In the FITBs’ presentation, the bank noted a “Changed credit card strategy, focusing on infootprint prime and super prime transactors.” It also made it a point to tell analysts and investors that homeowners comprise 85% of its portfolio. And that homeowners hold 75% of the banks outstanding auto and credit card debt. 

Other banks also pointed to concerns on the low end and dwindling savings among a broader swath of consumers. 

While FITB made it a point to paint homeowners as better positioned financially to renters, it didn’t distinguish between recent homebuyers and those who bought prior to the increase in mortgage rates and property prices. Which leads us to … 

Two, recent homebuyers could be playing a game of personal financial chicken. 

According to the most recent Black Night Mortgage Monitor data:

  • The average mortgage payment—principal and interest only—was $2,306 in July 2023. 
  • This is an all-time record, and up 60%, or $871, over the last two years.  
  • More than 50% of home purchases in July came with a mortgage payment of more than $2,000 a month. That’s up 18% from two years ago
  • Roughly 23% took on a $3,000-plus payment. That’s up 5% from 2021. 

Again, this payment doesn’t include taxes or insurance, let alone maintenance. 

Therefore, you have to wonder if we can associate some of this credit card spending, dwindling savings and generally tight, if not precarious personal finance to people dealing with house rich, cash poor situations. If so, we have even more reason to worry. 

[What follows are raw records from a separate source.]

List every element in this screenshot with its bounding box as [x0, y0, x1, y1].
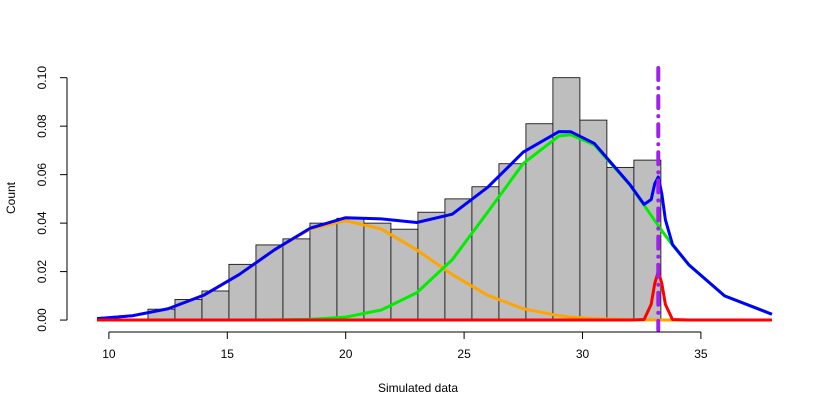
- x-tick-label: 25: [457, 347, 471, 361]
- x-tick-label: 15: [221, 347, 235, 361]
- bar: [444, 198, 473, 321]
- bar: [552, 77, 581, 321]
- bar: [363, 222, 392, 321]
- y-tick-label: 0.02: [35, 260, 49, 284]
- x-tick-label: 20: [339, 347, 353, 361]
- density-curve: [96, 130, 773, 321]
- y-tick-label: 0.10: [35, 66, 49, 90]
- bar: [579, 119, 608, 321]
- density-curve: [97, 270, 772, 322]
- y-axis-label: Count: [4, 181, 18, 214]
- y-tick-label: 0.08: [35, 114, 49, 138]
- x-tick-label: 10: [102, 347, 116, 361]
- bar: [498, 163, 527, 321]
- y-tick-label: 0.06: [35, 163, 49, 187]
- bar: [201, 290, 230, 321]
- y-tick-label: 0.00: [35, 308, 49, 332]
- bar: [525, 123, 554, 321]
- bar: [255, 244, 284, 321]
- bar: [282, 238, 311, 321]
- bar: [606, 166, 635, 321]
- x-axis-label: Simulated data: [378, 381, 458, 395]
- x-tick-label: 30: [576, 347, 590, 361]
- y-tick-label: 0.04: [35, 211, 49, 235]
- bar: [336, 217, 365, 321]
- bar: [309, 222, 338, 321]
- x-tick-label: 35: [694, 347, 708, 361]
- bar: [471, 186, 500, 321]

The Bottom Line: The data really speaks for itself. Ultimately, it’s a slow burn, which is why this story doesn’t make headlines much in the popular and financial media. The story takes some time to unfold. But, make no mistake, it’s unfolding. 

Credit card debt can only go up and savings can only go down for so long. At some point, something’s gotta give. And, if it’s gives in a housing environment that’s anything but affordable, things could get ugly. Not 2008 ugly, just different and ugly nevertheless.